How Stonewall felt – to someone who was there | Edmund White

Fifty years ago, Edmund White witnessed the Stonewall riots. Here, he pays homage to the LGBT people of color, drag queens and tough kids of Harlem who paved the way to freedom

I was at the Stonewall Riots 50 years ago, the beginning of the current gay rights movement. Not because I was a radical. Quite the contrary. As a middle-class white 29-year-old who’d been in therapy for years trying to go straight, I was initially disturbed by seeing all these black and brown people resisting the police, of all things! I had at one time been a regular patron of this Greenwich Village bar, but in recent months the crowd had changed to kids mainly from Harlem, many in drag.

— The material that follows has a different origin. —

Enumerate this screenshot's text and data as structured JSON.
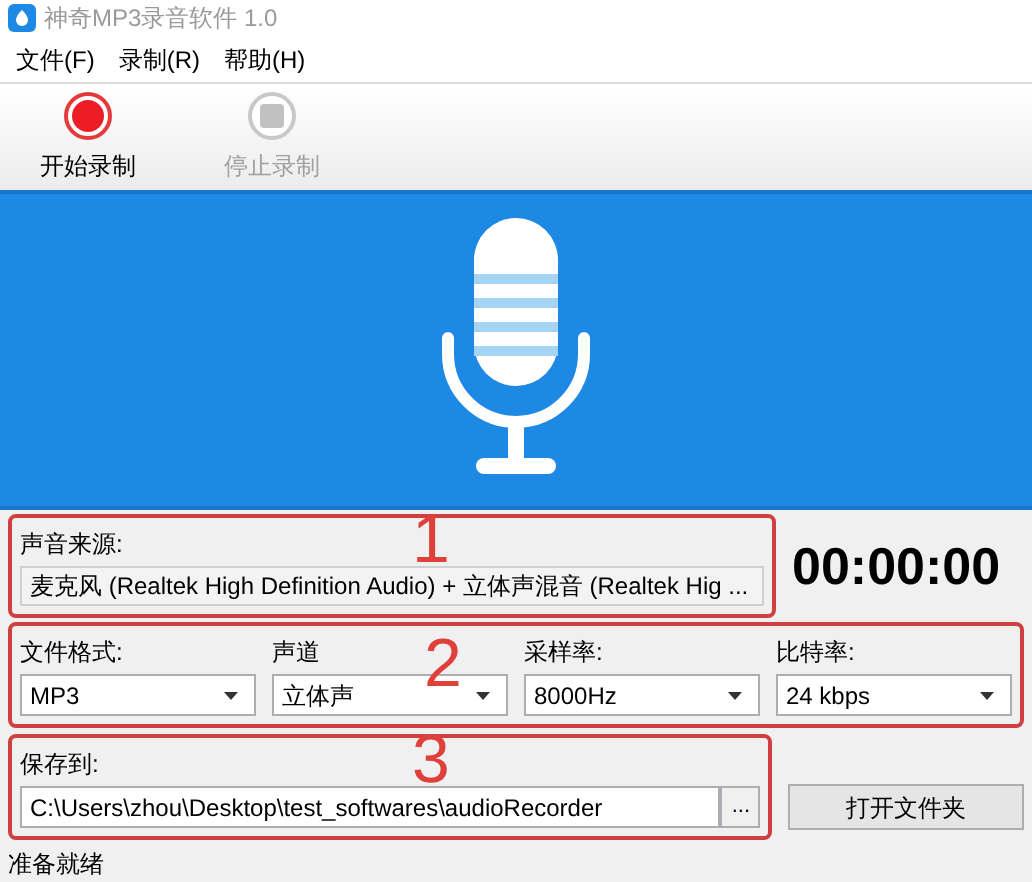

In the early 1960s, Mayor Robert Wagner had closed all gay and lesbian bars in a misguided effort to “clean up” the city for tourists visiting the World’s Fair. But by 1969 those days seemed long gone. We had a new mayor, John Lindsay, who looked like a Kennedy and we assumed to be liberal. We gays weren’t in a good mood. Judy Garland (the equivalent of Lady Gaga today) had just died and was lying in state in a funeral home on the Upper West Side. It was very, very hot and everyone was sitting out on stoops. And then this! A crowded gay bar had just been raided, a reminder of the recent past.